As feared, the recent rally in the bond market is quickly proving that it was fueled by a correction from panicked levels surrounding the UK drama of the last week of September rather than fresh inspiration to initiate a sustained rate cut. Yesterday’s job openings data helped prolong modest gains that might otherwise have ended in modest losses. Either way, we find ourselves in the same position, with the big economic reports likely to set the tone and set the boundaries for the early October telemetry expedition. Today’s ISM data is the second of the three biggest tickets this week, with the last big ticket coming out Friday morning in the form of the Big Jobs report.

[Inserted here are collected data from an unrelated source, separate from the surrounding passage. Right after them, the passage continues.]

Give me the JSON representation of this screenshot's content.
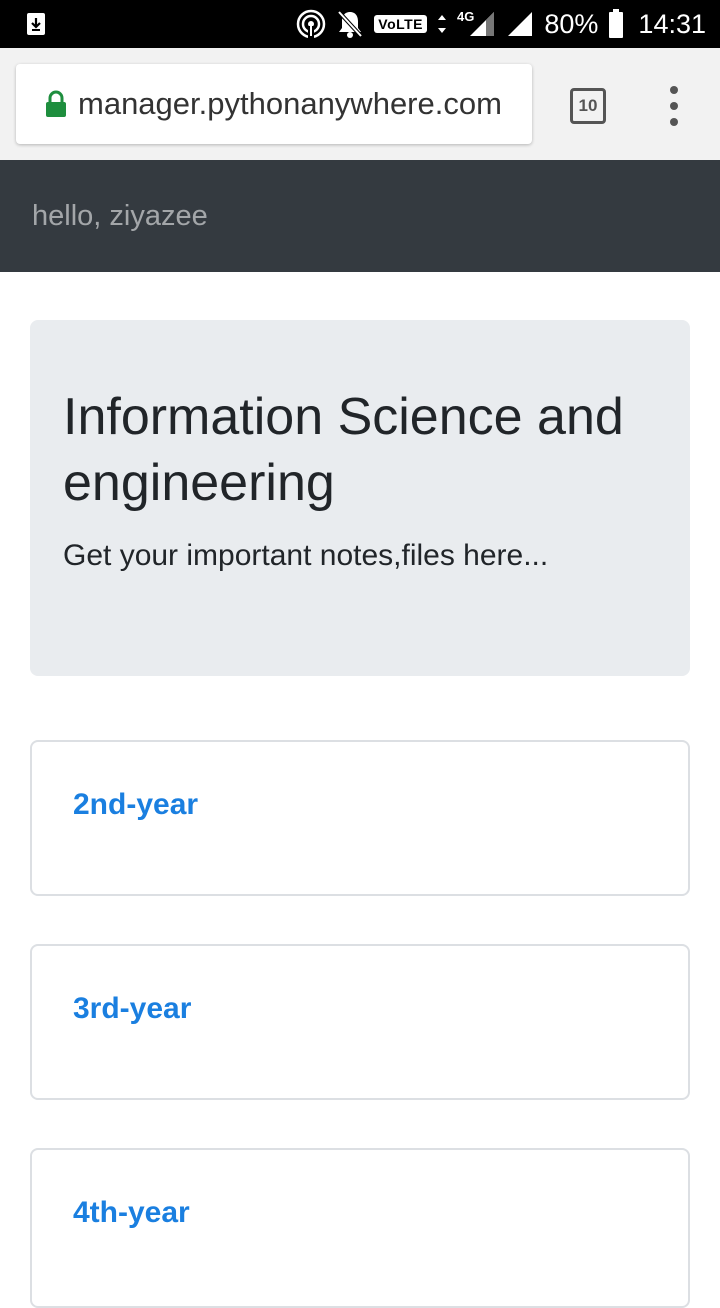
{
  "status_bar": {
    "icons": [
      "download-notification-icon",
      "hotspot-icon",
      "notifications-muted-icon",
      "volte-icon",
      "data-arrows-icon",
      "signal-icon",
      "signal-icon",
      "battery-icon"
    ],
    "volte_label": "VoLTE",
    "network_label": "4G",
    "battery": "80%",
    "time": "14:31"
  },
  "browser": {
    "url": "manager.pythonanywhere.com",
    "tab_count": "10",
    "lock_color": "#1e8e3e"
  },
  "site": {
    "greeting": "hello, ziyazee",
    "nav_color": "#343a40"
  },
  "jumbotron": {
    "title": "Information Science and engineering",
    "lead": "Get your important notes,files here..."
  },
  "years": [
    {
      "label": "2nd-year"
    },
    {
      "label": "3rd-year"
    },
    {
      "label": "4th-year"
    }
  ],
  "link_color": "#1a7fe0"
}
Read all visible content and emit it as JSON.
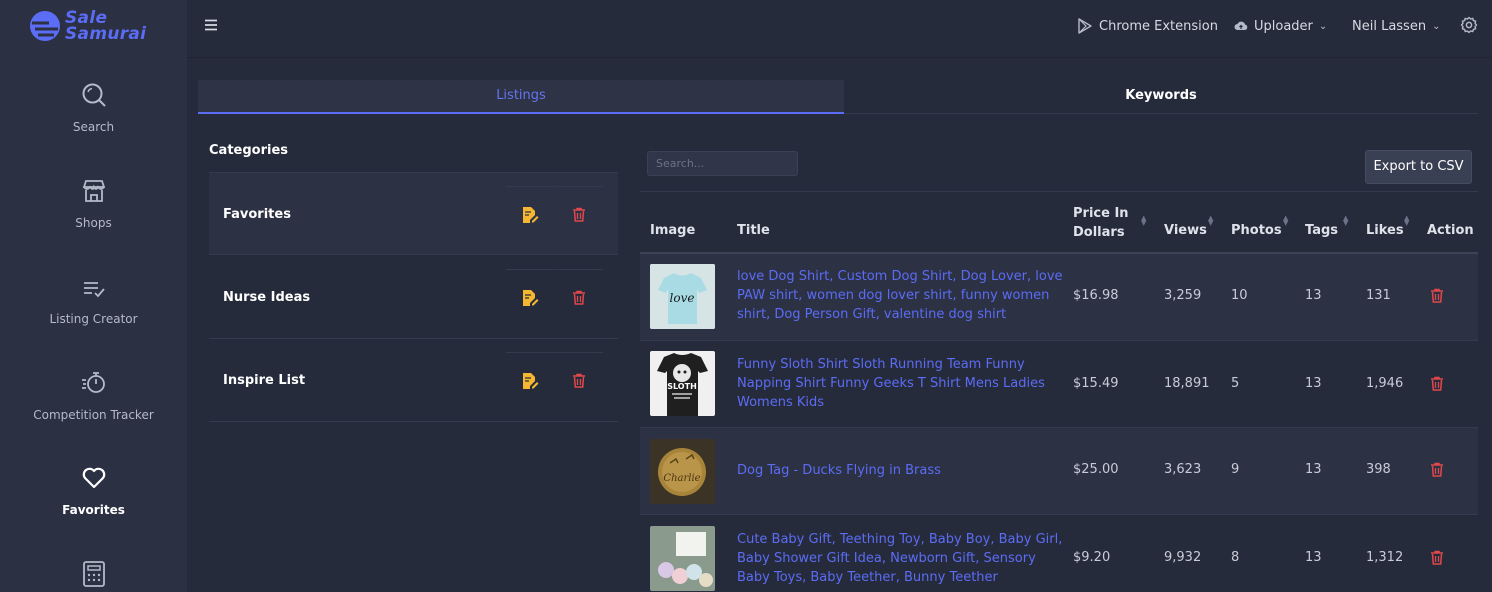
{
  "brand": {
    "line1": "Sale",
    "line2": "Samurai",
    "color": "#5b6cf5"
  },
  "sidebar": {
    "items": [
      {
        "label": "Search",
        "icon": "search-icon"
      },
      {
        "label": "Shops",
        "icon": "shop-icon"
      },
      {
        "label": "Listing Creator",
        "icon": "list-check-icon"
      },
      {
        "label": "Competition Tracker",
        "icon": "stopwatch-icon"
      },
      {
        "label": "Favorites",
        "icon": "heart-icon",
        "active": true
      },
      {
        "label": "",
        "icon": "calculator-icon"
      }
    ]
  },
  "topbar": {
    "chrome_extension": "Chrome Extension",
    "uploader": "Uploader",
    "user": "Neil Lassen"
  },
  "tabs": [
    {
      "label": "Listings",
      "active": true
    },
    {
      "label": "Keywords",
      "active": false
    }
  ],
  "categories": {
    "title": "Categories",
    "items": [
      {
        "name": "Favorites"
      },
      {
        "name": "Nurse Ideas"
      },
      {
        "name": "Inspire List"
      }
    ]
  },
  "table": {
    "search_placeholder": "Search...",
    "export_label": "Export to CSV",
    "headers": {
      "image": "Image",
      "title": "Title",
      "price_line1": "Price In",
      "price_line2": "Dollars",
      "views": "Views",
      "photos": "Photos",
      "tags": "Tags",
      "likes": "Likes",
      "action": "Action"
    },
    "rows": [
      {
        "title": "love Dog Shirt, Custom Dog Shirt, Dog Lover, love PAW shirt, women dog lover shirt, funny women shirt, Dog Person Gift, valentine dog shirt",
        "price": "$16.98",
        "views": "3,259",
        "photos": "10",
        "tags": "13",
        "likes": "131",
        "image_text": "love"
      },
      {
        "title": "Funny Sloth Shirt Sloth Running Team Funny Napping Shirt Funny Geeks T Shirt Mens Ladies Womens Kids",
        "price": "$15.49",
        "views": "18,891",
        "photos": "5",
        "tags": "13",
        "likes": "1,946",
        "image_text": "SLOTH"
      },
      {
        "title": "Dog Tag - Ducks Flying in Brass",
        "price": "$25.00",
        "views": "3,623",
        "photos": "9",
        "tags": "13",
        "likes": "398",
        "image_text": "Charlie"
      },
      {
        "title": "Cute Baby Gift, Teething Toy, Baby Boy, Baby Girl, Baby Shower Gift Idea, Newborn Gift, Sensory Baby Toys, Baby Teether, Bunny Teether",
        "price": "$9.20",
        "views": "9,932",
        "photos": "8",
        "tags": "13",
        "likes": "1,312",
        "image_text": ""
      }
    ]
  },
  "colors": {
    "accent": "#5b6cf5",
    "edit": "#f5b731",
    "delete": "#e0484b"
  }
}
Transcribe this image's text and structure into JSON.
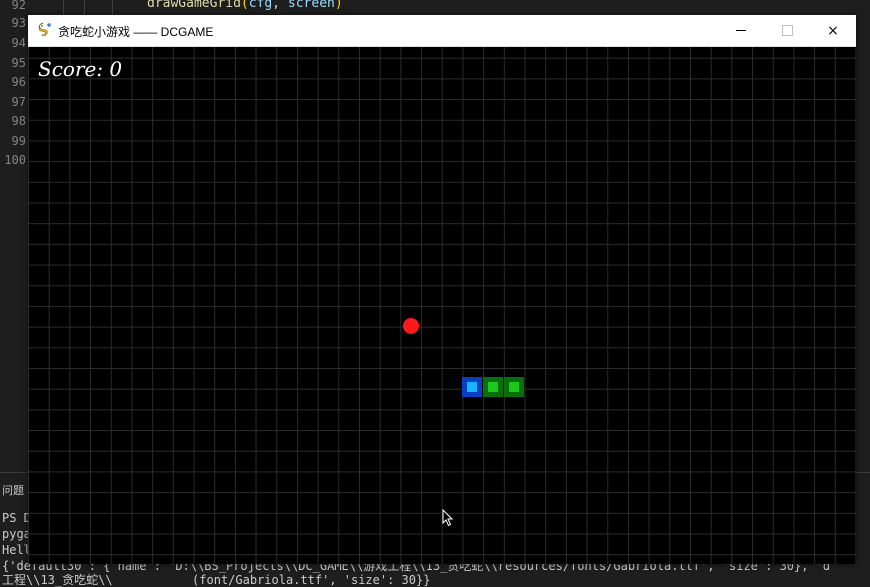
{
  "editor": {
    "line_numbers": [
      "92",
      "93",
      "94",
      "95",
      "96",
      "97",
      "98",
      "99",
      "100"
    ],
    "code_tokens": {
      "fn": "drawGameGrid",
      "open": "(",
      "arg1": "cfg",
      "comma": ", ",
      "arg2": "screen",
      "close": ")"
    },
    "terminal": {
      "problems_label": "问题",
      "lines": [
        "PS D",
        "pyga",
        "Hell",
        "{'default30': {'name': 'D:\\\\BS_Projects\\\\DC_GAME\\\\游戏工程\\\\13_贪吃蛇\\\\resources/fonts/Gabriola.ttf', 'size': 30}, 'd",
        "工程\\\\13_贪吃蛇\\\\           (font/Gabriola.ttf', 'size': 30}}"
      ]
    }
  },
  "window": {
    "title": "贪吃蛇小游戏 —— DCGAME",
    "icon": "pygame-snake-icon",
    "controls": {
      "minimize": "minimize",
      "maximize": "maximize",
      "close": "×"
    }
  },
  "game": {
    "score_text": "Score: 0",
    "colors": {
      "grid": "#2c2c2c",
      "food": "#ff1a1a",
      "head": "#18b4ff",
      "body": "#1dc81d"
    }
  }
}
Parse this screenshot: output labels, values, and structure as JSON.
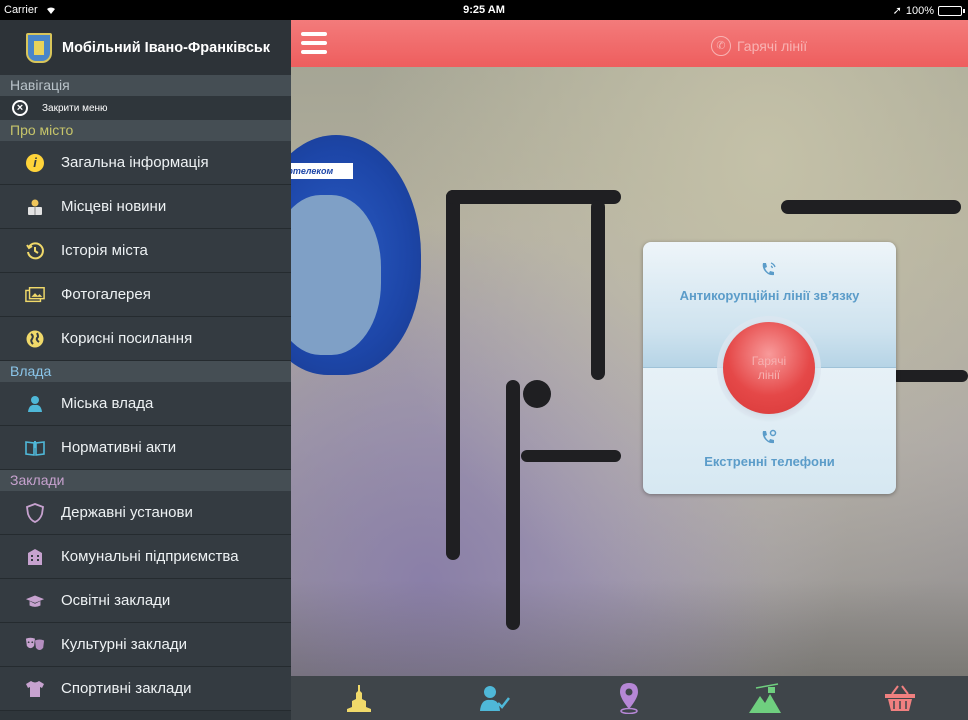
{
  "status_bar": {
    "carrier": "Carrier",
    "time": "9:25 AM",
    "battery": "100%"
  },
  "sidebar": {
    "app_title": "Мобільний Івано-Франківськ",
    "nav_section": "Навігація",
    "close_menu": "Закрити меню",
    "sections": [
      {
        "title": "Про місто",
        "items": [
          {
            "label": "Загальна інформація",
            "icon": "info-icon"
          },
          {
            "label": "Місцеві новини",
            "icon": "news-reader-icon"
          },
          {
            "label": "Історія міста",
            "icon": "history-clock-icon"
          },
          {
            "label": "Фотогалерея",
            "icon": "photo-gallery-icon"
          },
          {
            "label": "Корисні посилання",
            "icon": "globe-icon"
          }
        ]
      },
      {
        "title": "Влада",
        "items": [
          {
            "label": "Міська влада",
            "icon": "person-icon"
          },
          {
            "label": "Нормативні акти",
            "icon": "open-book-icon"
          }
        ]
      },
      {
        "title": "Заклади",
        "items": [
          {
            "label": "Державні установи",
            "icon": "shield-icon"
          },
          {
            "label": "Комунальні підприємства",
            "icon": "building-icon"
          },
          {
            "label": "Освітні заклади",
            "icon": "graduation-cap-icon"
          },
          {
            "label": "Культурні заклади",
            "icon": "theater-masks-icon"
          },
          {
            "label": "Спортивні заклади",
            "icon": "tshirt-icon"
          }
        ]
      }
    ]
  },
  "topbar": {
    "title": "Гарячі лінії"
  },
  "card": {
    "top_label": "Антикорупційні лінії зв’язку",
    "bottom_label": "Екстренні телефони",
    "center_button": "Гарячі лінії"
  },
  "colors": {
    "accent_red": "#ee5e5e",
    "card_blue": "#5b9cc9",
    "sidebar_bg": "#2f363b"
  },
  "tabbar": {
    "tabs": [
      {
        "name": "landmark-icon",
        "color": "#f0d96a"
      },
      {
        "name": "person-check-icon",
        "color": "#4fb8d8"
      },
      {
        "name": "map-pin-icon",
        "color": "#b687d6"
      },
      {
        "name": "mountain-cablecar-icon",
        "color": "#6fcf7f"
      },
      {
        "name": "shopping-basket-icon",
        "color": "#f08080"
      }
    ]
  }
}
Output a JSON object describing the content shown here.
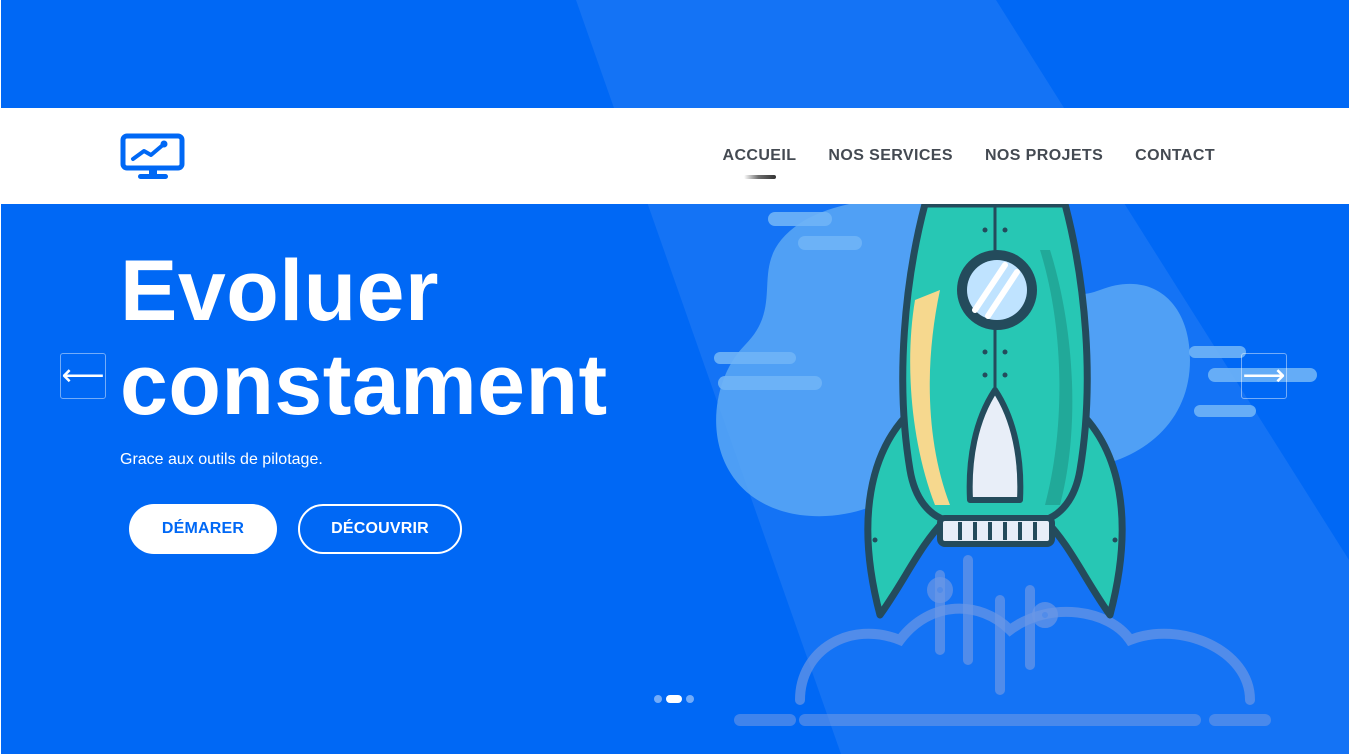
{
  "brand": {
    "logo_icon": "monitor-chart-icon",
    "color": "#0068f5"
  },
  "nav": {
    "items": [
      {
        "label": "ACCUEIL",
        "active": true
      },
      {
        "label": "NOS SERVICES",
        "active": false
      },
      {
        "label": "NOS PROJETS",
        "active": false
      },
      {
        "label": "CONTACT",
        "active": false
      }
    ]
  },
  "hero": {
    "title_line1": "Evoluer",
    "title_line2": "constament",
    "subtitle": "Grace aux outils de pilotage.",
    "primary_button": "DÉMARER",
    "secondary_button": "DÉCOUVRIR",
    "illustration_icon": "rocket-illustration"
  },
  "slider": {
    "prev_icon": "arrow-left-icon",
    "next_icon": "arrow-right-icon",
    "prev_glyph": "⟵",
    "next_glyph": "⟶",
    "slide_count": 3,
    "active_slide": 2
  },
  "colors": {
    "background": "#0068f5",
    "text": "#ffffff",
    "nav_text": "#444a52"
  }
}
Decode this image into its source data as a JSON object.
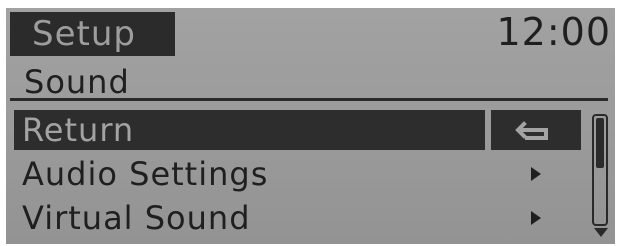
{
  "header": {
    "title": "Setup",
    "clock": "12:00"
  },
  "subheader": {
    "title": "Sound"
  },
  "menu": {
    "items": [
      {
        "label": "Return",
        "selected": true,
        "icon": "return-arrow-icon"
      },
      {
        "label": "Audio Settings",
        "selected": false,
        "icon": "chevron-right-icon"
      },
      {
        "label": "Virtual Sound",
        "selected": false,
        "icon": "chevron-right-icon"
      }
    ]
  },
  "scrollbar": {
    "position": 0
  },
  "colors": {
    "screen_background": "#9b9b9b",
    "highlight": "#2d2d2d",
    "text": "#1f1f1f",
    "highlight_text": "#a3a3a3"
  }
}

In other news, oil prices have been a hot topic recently due to the expectation and now confirmation of OPEC’s production cuts (an effort to stem the tide of recent price declines). It is natural and logical to expect a correlation between oil prices and bonds, given their common cousin, inflation. But in practice, we do see pockets of divergent activity.
In the shorter term, we are more inclined to see the recent rally in bonds less as a sign of economic fear and more as a technical pullback from the defensive and panicked trading surrounding the late September UK drama. That’s not to say the correlation to oil couldn’t pick up for economic reasons, but as always, we don’t rely on it to be a key indicator for bonds (more like “something that often tends to coincide and sometimes not coincide at all).